Bewijsoverweging feit 2

Het hof volstaat met een opgave van de bewijsmiddelen in de zin van artikel 359 derde lid van het Wetboek van Strafvordering (Sv), nu de verdachte het onder feit 2 bewezenverklaarde heeft bekend en door of namens hem geen vrijspraak is bepleit.
Ten aanzien van feit 2:
- de bekennende verklaringen van de verdachte ter terechtzitting in eerste aanleg en in hoger beroep afgelegd;
- een proces-verbaal van bevindingen van 17 maart 2023, opgemaakt door de daartoe bevoegde opsporingsambtenaar [verbalisant 1], dossierpagina’s 17 en 18;
- een proces-verbaal van bevindingen van 16 maart 2023, opgemaakt door de daartoe bevoegde opsporingsambtenaar [verbalisant 2], dossierpagina’s 20 en 21.

Bewezenverklaring

Het hof acht wettig en overtuigend bewezen dat de verdachte het onder 2 tenlastegelegde heeft begaan, met dien verstande dat:
2.
hij op 16 maart 2023 te Amsterdam van een reisdocument als bedoeld in het eerste lid van artikel 231 van het Wetboek van Strafrecht, te weten
identiteitskaart/Roemenië/[nummer]/[naam],
waarvan hij, verdachte, wist dat deze vals was,
opzettelijk gebruik heeft gemaakt, door zich met voornoemd reisdocument te legitimeren tegenover een hoofdagent bij de Landelijke Eenheid.
Hetgeen onder 2 meer of anders is tenlastegelegd, is niet bewezen.
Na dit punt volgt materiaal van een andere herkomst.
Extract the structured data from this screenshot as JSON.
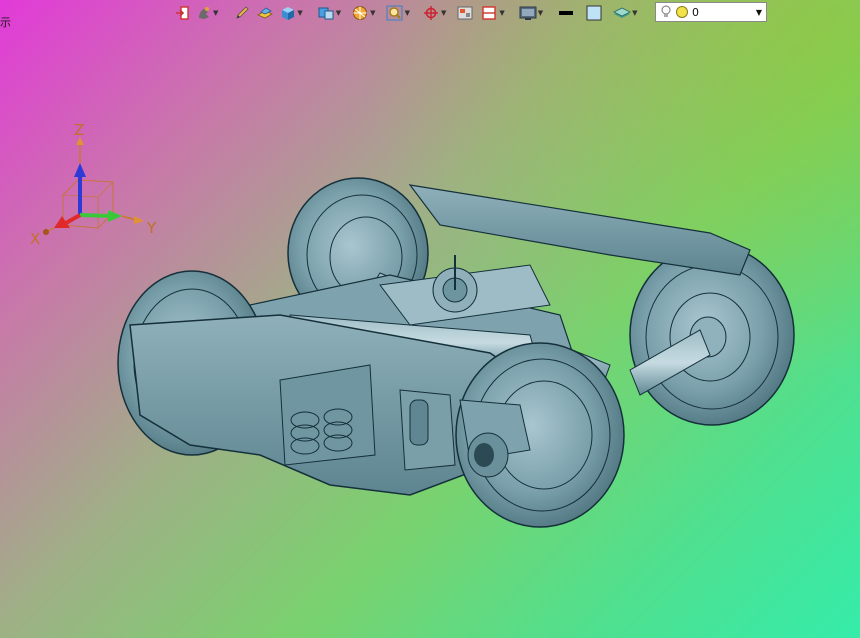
{
  "corner_label": "示",
  "toolbar": {
    "items": [
      {
        "icon": "exit-icon"
      },
      {
        "icon": "gesture-icon",
        "dropdown": true
      },
      {
        "icon": "pencil-icon"
      },
      {
        "icon": "surface-icon"
      },
      {
        "icon": "box-icon",
        "dropdown": true
      },
      {
        "icon": "shaded-cube-icon",
        "dropdown": true
      },
      {
        "icon": "sphere-icon",
        "dropdown": true
      },
      {
        "icon": "zoom-icon",
        "dropdown": true
      },
      {
        "icon": "datum-plane-icon",
        "dropdown": true
      },
      {
        "icon": "section-view-icon"
      },
      {
        "icon": "clip-view-icon",
        "dropdown": true
      },
      {
        "icon": "display-mode-icon",
        "dropdown": true
      },
      {
        "icon": "line-color-icon"
      },
      {
        "icon": "fill-color-icon"
      },
      {
        "icon": "layer-icon",
        "dropdown": true
      }
    ],
    "combo_value": "0"
  },
  "triad": {
    "z_label": "Z",
    "y_label": "Y",
    "x_label": "X"
  },
  "colors": {
    "model": "#6e97a2",
    "edges": "#15303a"
  }
}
De verdachte moet hiervan worden vrijgesproken.

Strafbaarheid van het bewezenverklaarde

Geen omstandigheid is aannemelijk geworden die de strafbaarheid van het bewezenverklaarde uitsluit, zodat dit strafbaar is.
Het bewezenverklaarde levert op:
opzettelijk gebruik maken van een vals reisdocument.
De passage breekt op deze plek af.